This skill is standalone — it does not depend on any other PhysicsNeMo skill.

## Core principle

1. **`physicsnemo/core/function_spec.py` and `CODING_STANDARDS/` are ground
truth — read them, don't paraphrase from memory.** The dispatch/registration
machinery lives in `FunctionSpec` (`physicsnemo/core/function_spec.py`); the
tensor-annotation / docstring / import rules live in `CODING_STANDARDS/`
(`MOD-***`, `EXT-***`). Open the real class and the cited rule before relying
on them, and reference them by name when you justify a decision. The exact
`FunctionSpec` method names (`register`, `dispatch`, `make_function`,
`make_inputs_forward`, `compare_forward`, `warp_launch_context`) may evolve —
confirm against the source.
2. **Study a live exemplar before scaffolding.** The house pattern is consistent
and best learned by reading one op end-to-end:
`physicsnemo/nn/functional/geometry/farthest_point_sampling/` (Warp + torch)
and `physicsnemo/nn/functional/neighbors/knn/` (cuML + SciPy + torch). Mirror
their structure for the new op.
3. **Verify every path before you cite it.** Glob/Read the live repo; a path
recalled from memory or pattern-matched from a neighbor is disproof — drop it.

## Scope

In scope: a **new functional op** in `physicsnemo/nn/functional/<category>/`, and
**adding a backend** (Warp, cuML, SciPy) to an existing op.

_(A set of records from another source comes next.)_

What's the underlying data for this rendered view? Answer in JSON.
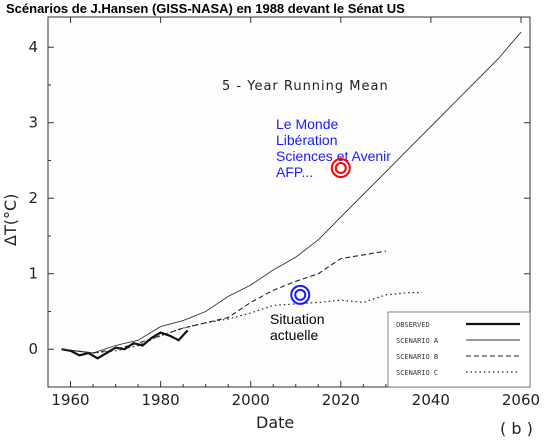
{
  "page_title": "Scénarios de J.Hansen (GISS-NASA) en 1988 devant le Sénat US",
  "chart_data": {
    "type": "line",
    "inner_label": "5 - Year  Running  Mean",
    "xlabel": "Date",
    "ylabel": "ΔT(°C)",
    "panel_tag": "( b )",
    "xlim": [
      1955,
      2062
    ],
    "ylim": [
      -0.5,
      4.4
    ],
    "x_ticks": [
      1960,
      1980,
      2000,
      2020,
      2040,
      2060
    ],
    "y_ticks": [
      0,
      1,
      2,
      3,
      4
    ],
    "grid": false,
    "legend_position": "bottom-right",
    "series": [
      {
        "name": "OBSERVED",
        "style": "solid-thick",
        "x": [
          1958,
          1960,
          1962,
          1964,
          1966,
          1968,
          1970,
          1972,
          1974,
          1976,
          1978,
          1980,
          1982,
          1984,
          1986
        ],
        "y": [
          0.0,
          -0.02,
          -0.08,
          -0.05,
          -0.12,
          -0.05,
          0.02,
          0.0,
          0.08,
          0.05,
          0.15,
          0.22,
          0.18,
          0.12,
          0.25
        ]
      },
      {
        "name": "SCENARIO A",
        "style": "solid-thin",
        "x": [
          1958,
          1965,
          1970,
          1975,
          1980,
          1985,
          1990,
          1995,
          2000,
          2005,
          2010,
          2015,
          2020,
          2025,
          2030,
          2035,
          2040,
          2045,
          2050,
          2055,
          2060
        ],
        "y": [
          0.0,
          -0.05,
          0.05,
          0.12,
          0.3,
          0.38,
          0.5,
          0.7,
          0.85,
          1.05,
          1.22,
          1.45,
          1.75,
          2.05,
          2.35,
          2.65,
          2.95,
          3.25,
          3.55,
          3.85,
          4.2
        ]
      },
      {
        "name": "SCENARIO B",
        "style": "dashed",
        "x": [
          1958,
          1965,
          1970,
          1975,
          1980,
          1985,
          1990,
          1995,
          2000,
          2005,
          2010,
          2015,
          2020,
          2025,
          2030
        ],
        "y": [
          0.0,
          -0.05,
          0.0,
          0.08,
          0.18,
          0.28,
          0.35,
          0.42,
          0.62,
          0.78,
          0.9,
          1.0,
          1.2,
          1.25,
          1.3
        ]
      },
      {
        "name": "SCENARIO C",
        "style": "dotted",
        "x": [
          1958,
          1965,
          1970,
          1975,
          1980,
          1985,
          1990,
          1995,
          2000,
          2005,
          2010,
          2015,
          2020,
          2025,
          2030,
          2035,
          2038
        ],
        "y": [
          0.0,
          -0.05,
          -0.02,
          0.05,
          0.18,
          0.28,
          0.35,
          0.4,
          0.48,
          0.58,
          0.6,
          0.62,
          0.65,
          0.62,
          0.72,
          0.75,
          0.75
        ]
      }
    ],
    "annotations": {
      "press": {
        "lines": [
          "Le Monde",
          "Libération",
          "Sciences et Avenir",
          "AFP..."
        ],
        "marker_x": 2020,
        "marker_y": 2.4,
        "color": "#ff0000",
        "text_color": "#1a1aff"
      },
      "situation": {
        "lines": [
          "Situation",
          "actuelle"
        ],
        "marker_x": 2011,
        "marker_y": 0.72,
        "color": "#1a1aff",
        "text_color": "#000000"
      }
    }
  }
}
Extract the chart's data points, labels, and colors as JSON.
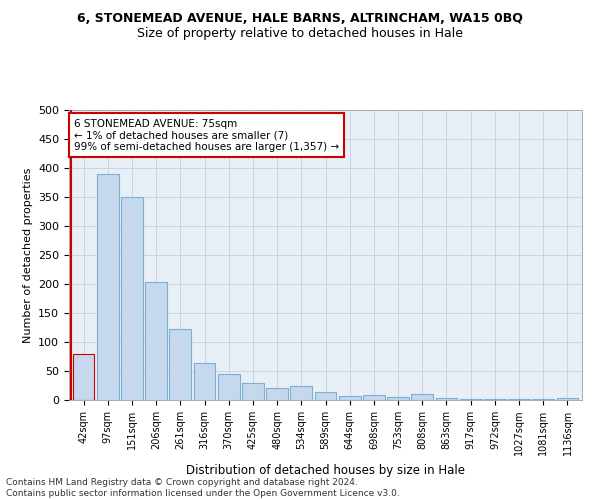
{
  "title1": "6, STONEMEAD AVENUE, HALE BARNS, ALTRINCHAM, WA15 0BQ",
  "title2": "Size of property relative to detached houses in Hale",
  "xlabel": "Distribution of detached houses by size in Hale",
  "ylabel": "Number of detached properties",
  "categories": [
    "42sqm",
    "97sqm",
    "151sqm",
    "206sqm",
    "261sqm",
    "316sqm",
    "370sqm",
    "425sqm",
    "480sqm",
    "534sqm",
    "589sqm",
    "644sqm",
    "698sqm",
    "753sqm",
    "808sqm",
    "863sqm",
    "917sqm",
    "972sqm",
    "1027sqm",
    "1081sqm",
    "1136sqm"
  ],
  "values": [
    80,
    390,
    350,
    204,
    122,
    63,
    45,
    30,
    21,
    24,
    14,
    7,
    9,
    6,
    10,
    4,
    2,
    2,
    1,
    1,
    3
  ],
  "bar_color": "#c5d8ed",
  "bar_edge_color": "#7bafd4",
  "highlight_bar_index": 0,
  "highlight_edge_color": "#cc0000",
  "annotation_box_text": "6 STONEMEAD AVENUE: 75sqm\n← 1% of detached houses are smaller (7)\n99% of semi-detached houses are larger (1,357) →",
  "annotation_box_color": "#ffffff",
  "annotation_box_edge_color": "#cc0000",
  "vline_color": "#cc0000",
  "ylim": [
    0,
    500
  ],
  "yticks": [
    0,
    50,
    100,
    150,
    200,
    250,
    300,
    350,
    400,
    450,
    500
  ],
  "footer": "Contains HM Land Registry data © Crown copyright and database right 2024.\nContains public sector information licensed under the Open Government Licence v3.0.",
  "bg_color": "#ffffff",
  "grid_color": "#c8d0d8",
  "title1_fontsize": 9,
  "title2_fontsize": 9,
  "axis_bg_color": "#e8eff6"
}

Both center on
`FunctionSpec`.

Out of scope — stop and redirect: complete models / reusable `nn.Module` layers
(→ `physicsnemo-model-builder`), datapipes (`physicsnemo/datapipes/`), losses &
metrics (`physicsnemo/metrics/`), training recipes (`examples/`), and "which op
should I use" (a usage question, not an authoring one).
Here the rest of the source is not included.